2:58 pm on Mar 23, 2010 (gmt 0)

10+ Year Member



OK, but
RewriteRule ^test/(.*)$ /wikis/index.php?title=$1 [QSA,L] 

is for specific path - "/test". What I need is a general rule that involves any path and not just "test", this is the first portion of the request URI of the user.

jdMorgan

3:22 pm on Mar 23, 2010 (gmt 0)

WebmasterWorld Senior Member 10+ Year Member



The pattern ^test/(.*)$ matches any requested URL-path which starts with "test" followed by a slash, and zero or more of any additional characters... So I'm not sure what you mean, or if you are calling this a "specific" path, or how/where you might want any "non-specific path" to be rewritten.
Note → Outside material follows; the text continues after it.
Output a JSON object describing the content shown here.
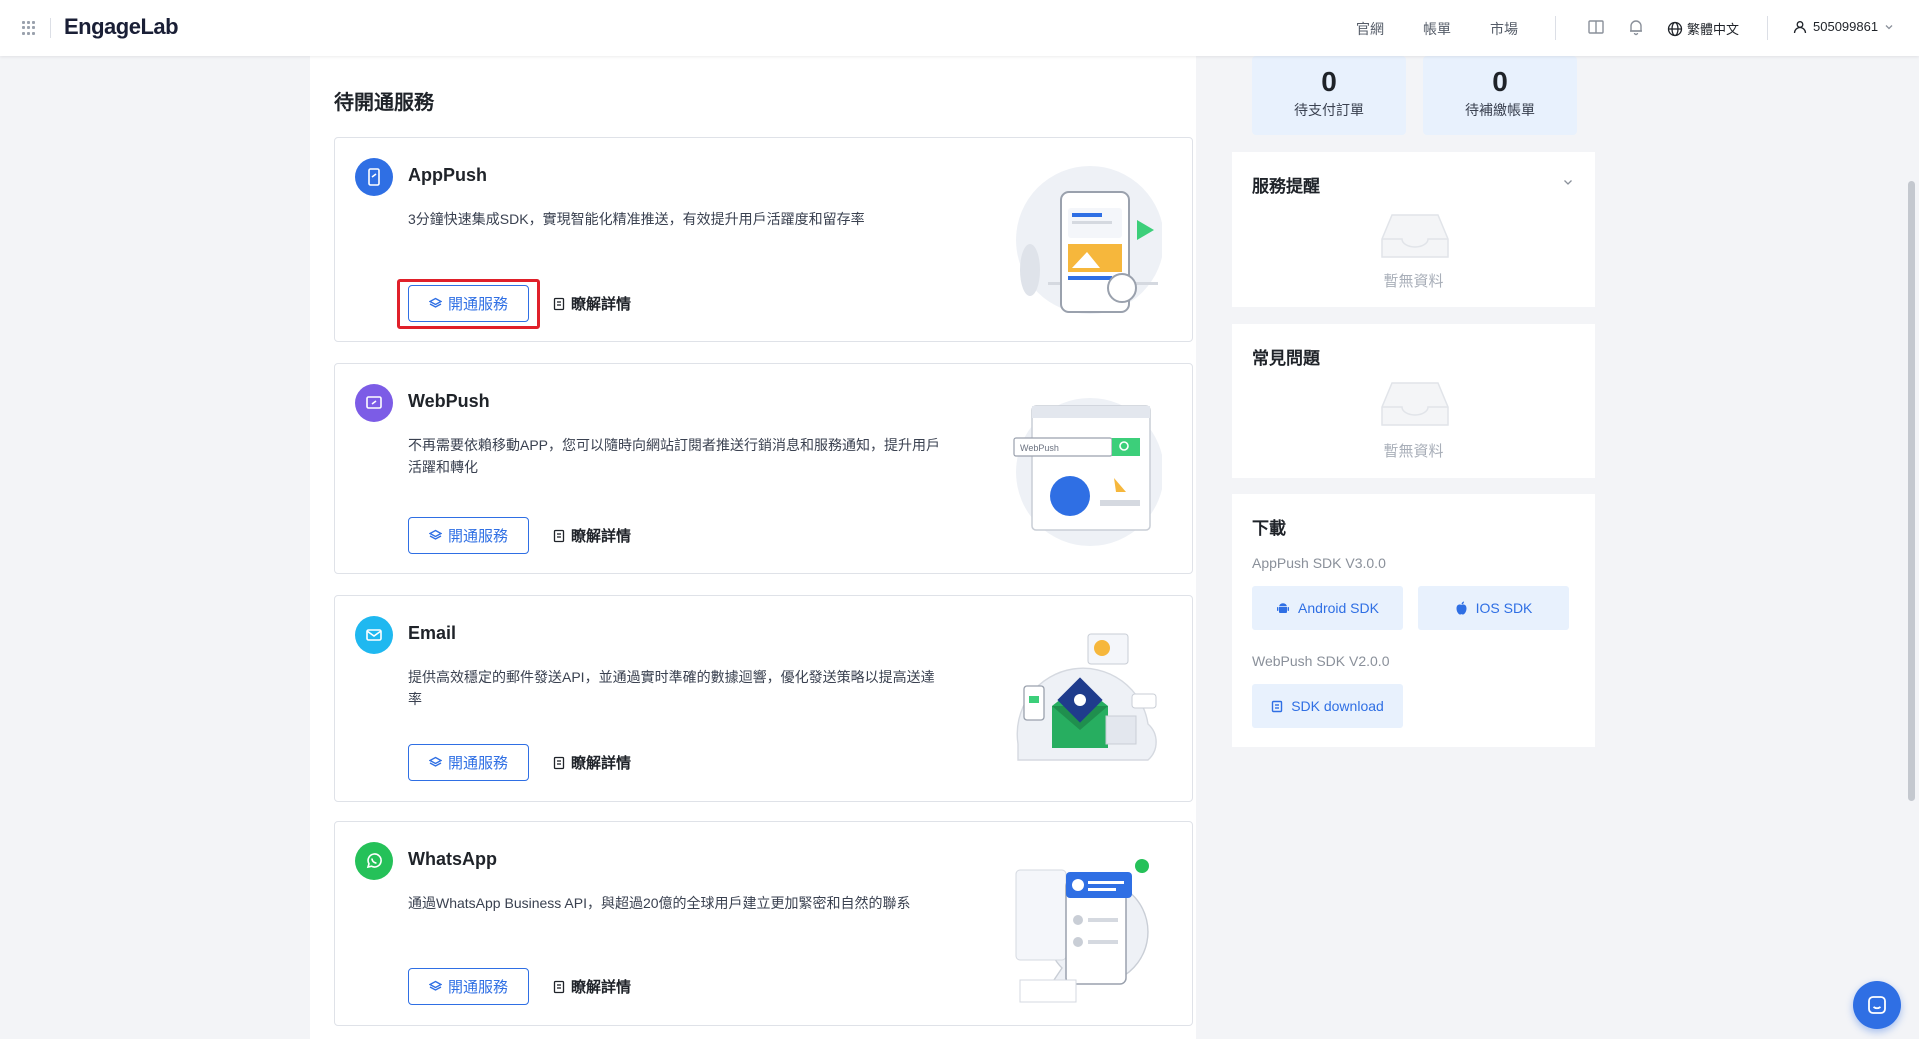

Sorry, but the devil is in the details, and mod_rewrite is 99.999% pure details... Lots and lots of devils, IOW.

Jim

gregra

3:29 pm on Mar 23, 2010 (gmt 0)

10+ Year Member



OK, what if every wiki will be under http://example.com/sites so that one wiki will be in http://example.com/sites/site1, the other one in http://example.com/sites/site2 and so on, will this work:

RewriteRule ^sites/(.*)$ /sites/wikis/index.php?title=$1 [PT,L,QSA]
RewriteRule ^sites/(.*)w$ /wikis/$1 [PT,L,QSA]

?

jdMorgan

5:43 pm on Mar 23, 2010 (gmt 0)

WebmasterWorld Senior Member 10+ Year Member



No, because the first rule matches anything the second might ever match, and therefore the second rule will never execute. It also appears that I may be wasting my time trying to show you better methods and describing their advantages... :(

Jim

jdMorgan

5:53 pm on Mar 23, 2010 (gmt 0)

WebmasterWorld Senior Member 10+ Year Member



Reversing the rules would help.

Lose the [PT] flags unless these requests need to go through mod_proxy after being rewritten...

Jim

gregra

6:08 pm on Mar 23, 2010 (gmt 0)

10+ Year Member



OK, I will try it.
Thanks